Toutes les bottes sont devenues bleues, teintes d’un ciel coulé de plusieurs
types de nuages avec prépondérance du puissant Cumulonimbus qui dicte
sécheresse ou pluies. Les cacos sont morts. Les armes de destruction massives
sont imbattables. Il ne reste que les marches pacifiques et la voix
contestatrice souvent noyée dans les vociférations…
Honte à vous
! Honte à nous !
Plus on
s’enfonce dans la bêtise, plus on beugle contre les autres. Organisations non
gouvernementales transformant la population en assistée. Pays maltraitant nos
ressortissants tout en utilisant leur force de travail. Puissances à l’affût de
nos richesses minières. Nations supposément sœurs abritant nos pauvres hères
sans papiers. Patrons étrangers nous dictant leur volonté puisqu’ils font
encore les frais de notre démocratie. Quel pays au monde a amélioré son sort et
le devenu de ses enfants grâce aux apports d’un autre pays ? «Depi ki lè pèp
konn ede pèp ?» La loi ‘’chak koukouy klere pou je yo’’ se traduirait ainsi :
‘’chak peyi defann zafè yo’’. Haïti de toutes les miséricordes n’a toujours pas
dansé le dernier carnaval sur les bords du volcan habité par nos perpétuelles
chimères.

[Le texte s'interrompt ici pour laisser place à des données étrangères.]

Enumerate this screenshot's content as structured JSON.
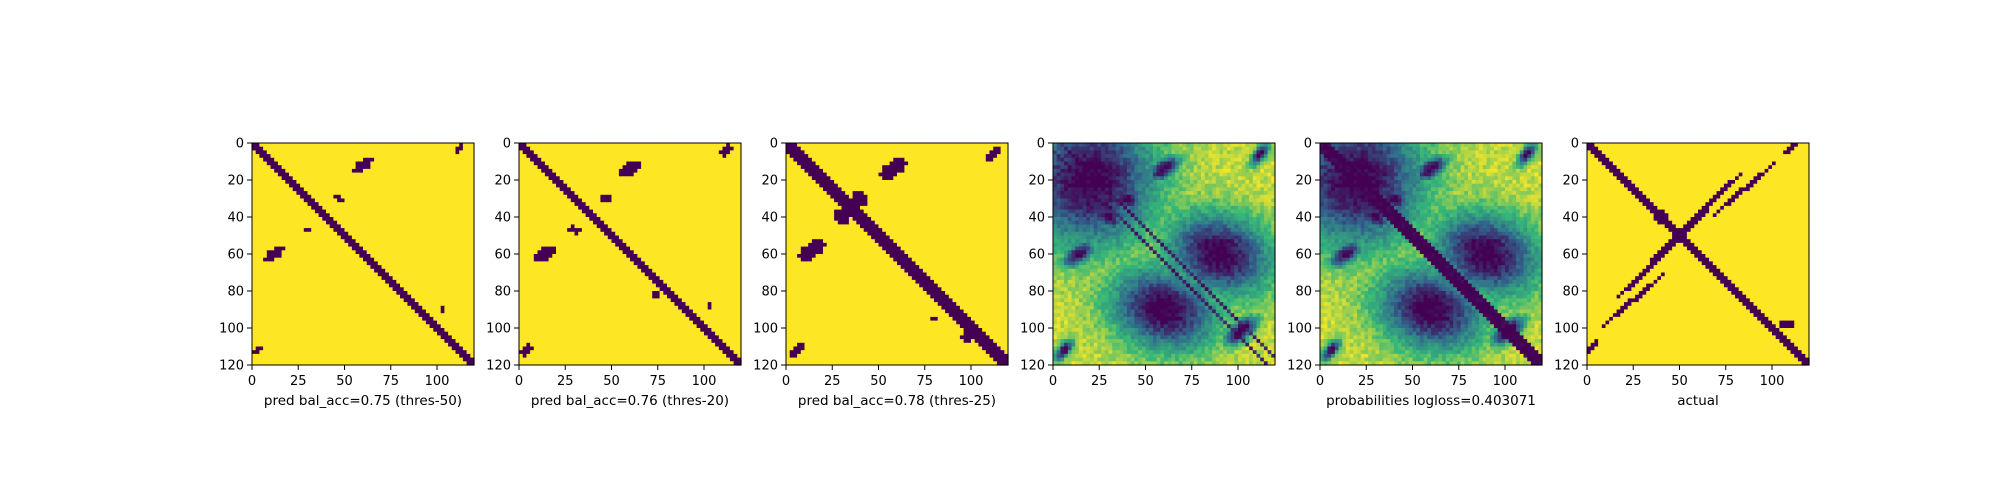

Abêtie, elle traîne encore le pas, comme une vieille attardée à se
farder les joues alors que la mort travestie attend à sa porte. La mort d’un
système pourri dont la robe délétère a été moult fois reprisée des mêmes fils
trempés de corruption, imbibée de malversations par les apatrides, rapiécée de
gouvernements noyés dans la délinquance et la corruption !
Conzé
anarcho-populistes se réclamant de Dessalines à la moindre occasion. Sangsues
exploiteurs se disant héritiers de Pétion. Patriotards démagogues louant à
longueur de discours le sens dialectique de Toussaint. Finalement, le peuple
haïtien ne serait qu’une flopée de zombis embrigadés comme figurants dans la
répugnante mise en scène des mardigratures électorales.
Le carnaval
à la mode haïtienne, sous des formes plus rocambolesques que l’habituel, est venu
s’imposer dans toute sa splendeur agaçante. On l’a dansé politiquement jusqu’à
l’indigestion. On s’est prosterné diplomatiquement devant ses bouffons. On a
pataugé dans les vases de la concupiscence. On a gesticulé dans l’arène des
maudits jusqu’à noyer notre mauvaise conscience. On a salivé pour prétendre
être encore citoyens d’un pays perdu aux yeux des dieux tutélaires, sans autre
inquiétude que la satisfaction vénielle de l’intérêt personnel. L’absence de
l’État dans ce moment de grand bouleversement planétaire et la faillite des
élites ont permis une prise en charge systématique par la communauté
internationale du devenir haïtien. Pillage recyclé, recalibré, réactualisé.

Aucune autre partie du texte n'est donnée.